Supporting Evidence 1
My first evidence of mastery of competency C is an analytical essay entitled DOCAM Research Alliance, the Challenges of New Media Art Preservation. The exploration of the subject highlights key questions facing an archivist or records manager because in any professional setting there is likely to be a plethora of new and older media types, each with its own set of unique characteristics and requirements for effective management and use. The record lifecycle must be considered in conjunction with routine maintenance concerns and in light of changing platforms and media. Within the topic of my essay, the original intentions of the artist and the quality of the viewer’s interaction with the work of art represent additional layers of concern for the archivist. The technical challenges and the cost of addressing them are emphasized and are relevant in any working context.
Supporting Evidence 2
The second item of evidence is a Prezi presentation, A Brief Tour of Map Archives on the Web. This was an exciting project because it underscores the critical association between the documentation and representation of reality and reality itself. Through this project I was also introduced to the enormous potential of GIS software tools for use in image archives. One particular archive that I reviewed in the presentation, The David Rumsey Map Collection, offers specially developed technology tools that enable a uniquely modern experience of the historic map content. This is a delightful example of how thoughtful application of technology can enhance the user experience, allowing the viewer to build new connections and associations among content. The use of enhanced browser-based tools for exploring content also expands the potential audience of these cartographic treasures.
These pieces of evidence illustrate my deeper appreciation of the inextricable connection between records and archives management and the processes and media that surround us. This has been a constant theme within the program, and it has also been a constant in my professional life, where I oversee the daily operations of a creative services department. The creative lifeblood of our business flows through our digital tools and infrastructure without which we could barely function. The regular occurrence of software and hardware upgrades, difficulty in reading older files, and the imminent threat of software and hardware failure touches my entire team on a frequent basis.

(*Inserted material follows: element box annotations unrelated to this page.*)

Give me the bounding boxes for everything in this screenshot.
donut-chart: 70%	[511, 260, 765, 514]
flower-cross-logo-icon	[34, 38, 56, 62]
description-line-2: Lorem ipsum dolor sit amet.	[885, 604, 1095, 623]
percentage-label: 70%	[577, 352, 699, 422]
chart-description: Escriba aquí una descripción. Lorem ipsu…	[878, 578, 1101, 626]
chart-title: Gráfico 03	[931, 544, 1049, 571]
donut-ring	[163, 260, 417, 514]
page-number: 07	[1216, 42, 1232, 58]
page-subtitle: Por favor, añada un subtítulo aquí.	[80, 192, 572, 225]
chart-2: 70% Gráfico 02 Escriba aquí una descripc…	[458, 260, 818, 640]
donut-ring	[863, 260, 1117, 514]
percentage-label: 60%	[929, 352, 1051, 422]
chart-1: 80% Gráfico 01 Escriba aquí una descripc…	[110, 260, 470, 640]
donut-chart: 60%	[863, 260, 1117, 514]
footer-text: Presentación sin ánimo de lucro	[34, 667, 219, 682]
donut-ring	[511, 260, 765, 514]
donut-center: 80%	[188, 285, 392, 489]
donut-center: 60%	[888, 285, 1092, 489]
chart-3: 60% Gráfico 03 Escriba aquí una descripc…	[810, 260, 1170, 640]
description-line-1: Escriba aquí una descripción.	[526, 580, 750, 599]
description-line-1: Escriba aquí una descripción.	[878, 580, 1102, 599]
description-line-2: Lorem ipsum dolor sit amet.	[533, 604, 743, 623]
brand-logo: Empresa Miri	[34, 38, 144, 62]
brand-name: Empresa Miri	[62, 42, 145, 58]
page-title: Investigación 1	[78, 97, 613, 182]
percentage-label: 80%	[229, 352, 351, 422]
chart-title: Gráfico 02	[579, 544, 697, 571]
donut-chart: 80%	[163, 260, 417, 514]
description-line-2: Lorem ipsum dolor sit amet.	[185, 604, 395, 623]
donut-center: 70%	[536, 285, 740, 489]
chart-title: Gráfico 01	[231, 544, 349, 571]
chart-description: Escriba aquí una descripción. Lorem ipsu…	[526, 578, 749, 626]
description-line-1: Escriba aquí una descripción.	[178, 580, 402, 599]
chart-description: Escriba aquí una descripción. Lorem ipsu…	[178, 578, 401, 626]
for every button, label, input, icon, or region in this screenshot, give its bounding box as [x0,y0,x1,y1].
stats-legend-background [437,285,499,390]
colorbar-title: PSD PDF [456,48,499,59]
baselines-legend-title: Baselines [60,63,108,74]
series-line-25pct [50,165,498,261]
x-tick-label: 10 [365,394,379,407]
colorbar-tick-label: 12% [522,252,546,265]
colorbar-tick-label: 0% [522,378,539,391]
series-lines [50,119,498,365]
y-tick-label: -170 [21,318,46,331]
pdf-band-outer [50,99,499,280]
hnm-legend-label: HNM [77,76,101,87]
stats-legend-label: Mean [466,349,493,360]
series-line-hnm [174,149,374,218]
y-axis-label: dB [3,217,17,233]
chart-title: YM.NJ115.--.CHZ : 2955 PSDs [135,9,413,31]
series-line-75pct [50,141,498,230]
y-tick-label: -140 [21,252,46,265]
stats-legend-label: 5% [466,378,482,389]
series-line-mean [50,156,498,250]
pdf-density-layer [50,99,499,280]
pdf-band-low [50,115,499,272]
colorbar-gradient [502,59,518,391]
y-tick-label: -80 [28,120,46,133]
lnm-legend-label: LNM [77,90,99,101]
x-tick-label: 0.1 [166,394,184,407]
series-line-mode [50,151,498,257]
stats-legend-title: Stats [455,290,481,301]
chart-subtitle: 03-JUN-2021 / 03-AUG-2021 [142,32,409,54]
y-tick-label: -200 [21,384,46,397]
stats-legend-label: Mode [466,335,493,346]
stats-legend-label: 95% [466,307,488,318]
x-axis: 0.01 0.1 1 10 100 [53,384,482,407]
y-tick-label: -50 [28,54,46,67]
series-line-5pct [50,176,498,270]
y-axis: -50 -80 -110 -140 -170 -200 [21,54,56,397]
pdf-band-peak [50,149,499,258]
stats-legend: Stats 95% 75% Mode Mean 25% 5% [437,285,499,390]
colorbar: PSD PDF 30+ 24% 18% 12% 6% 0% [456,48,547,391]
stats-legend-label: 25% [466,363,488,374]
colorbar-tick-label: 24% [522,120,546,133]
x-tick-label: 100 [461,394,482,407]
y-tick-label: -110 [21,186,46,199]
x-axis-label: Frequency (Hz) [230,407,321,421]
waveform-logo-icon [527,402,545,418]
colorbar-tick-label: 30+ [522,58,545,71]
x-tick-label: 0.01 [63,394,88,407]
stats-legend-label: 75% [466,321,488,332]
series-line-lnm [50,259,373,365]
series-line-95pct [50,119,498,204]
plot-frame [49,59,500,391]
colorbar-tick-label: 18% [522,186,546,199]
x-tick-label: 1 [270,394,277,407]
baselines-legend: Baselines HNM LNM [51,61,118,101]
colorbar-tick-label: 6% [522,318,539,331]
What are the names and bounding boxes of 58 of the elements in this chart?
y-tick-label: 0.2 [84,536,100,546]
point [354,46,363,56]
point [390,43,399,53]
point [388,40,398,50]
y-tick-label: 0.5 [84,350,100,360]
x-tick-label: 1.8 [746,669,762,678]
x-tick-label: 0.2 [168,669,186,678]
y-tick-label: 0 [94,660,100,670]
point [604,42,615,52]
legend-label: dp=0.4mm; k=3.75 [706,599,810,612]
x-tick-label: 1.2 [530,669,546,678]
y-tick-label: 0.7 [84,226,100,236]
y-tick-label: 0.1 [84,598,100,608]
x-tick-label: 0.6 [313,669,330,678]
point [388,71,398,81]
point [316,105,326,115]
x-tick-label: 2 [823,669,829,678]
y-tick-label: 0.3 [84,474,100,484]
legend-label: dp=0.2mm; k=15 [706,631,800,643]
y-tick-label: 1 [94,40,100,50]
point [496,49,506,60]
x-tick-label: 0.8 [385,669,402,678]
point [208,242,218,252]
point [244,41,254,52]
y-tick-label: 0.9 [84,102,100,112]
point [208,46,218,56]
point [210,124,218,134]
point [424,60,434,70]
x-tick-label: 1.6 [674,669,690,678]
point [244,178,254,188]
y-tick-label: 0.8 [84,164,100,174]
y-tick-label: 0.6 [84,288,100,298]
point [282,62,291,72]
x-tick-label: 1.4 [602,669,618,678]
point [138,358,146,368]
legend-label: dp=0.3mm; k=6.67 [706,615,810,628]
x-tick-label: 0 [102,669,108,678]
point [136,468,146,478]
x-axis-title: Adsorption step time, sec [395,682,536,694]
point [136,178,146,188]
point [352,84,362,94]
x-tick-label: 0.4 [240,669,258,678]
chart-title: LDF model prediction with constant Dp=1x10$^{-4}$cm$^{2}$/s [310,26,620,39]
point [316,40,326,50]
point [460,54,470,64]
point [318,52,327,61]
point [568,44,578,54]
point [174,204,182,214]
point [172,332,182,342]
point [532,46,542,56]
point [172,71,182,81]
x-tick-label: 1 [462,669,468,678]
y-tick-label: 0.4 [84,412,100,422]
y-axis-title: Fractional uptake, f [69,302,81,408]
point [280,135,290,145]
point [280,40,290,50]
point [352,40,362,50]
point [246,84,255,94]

It is my duty, trained in best practices in digital asset management and archives and records management, to provide a firm foundation for a planned and proactive stance toward technological advancement, rather than a reactive response to a crisis state. Through my graduate and professional work, I have become an effective partner with IT and technology vendors who are among the many stakeholders. I believe the MARA program has provided me with the knowledge and insights to ensure this foundation in my current job, as well as any future roles.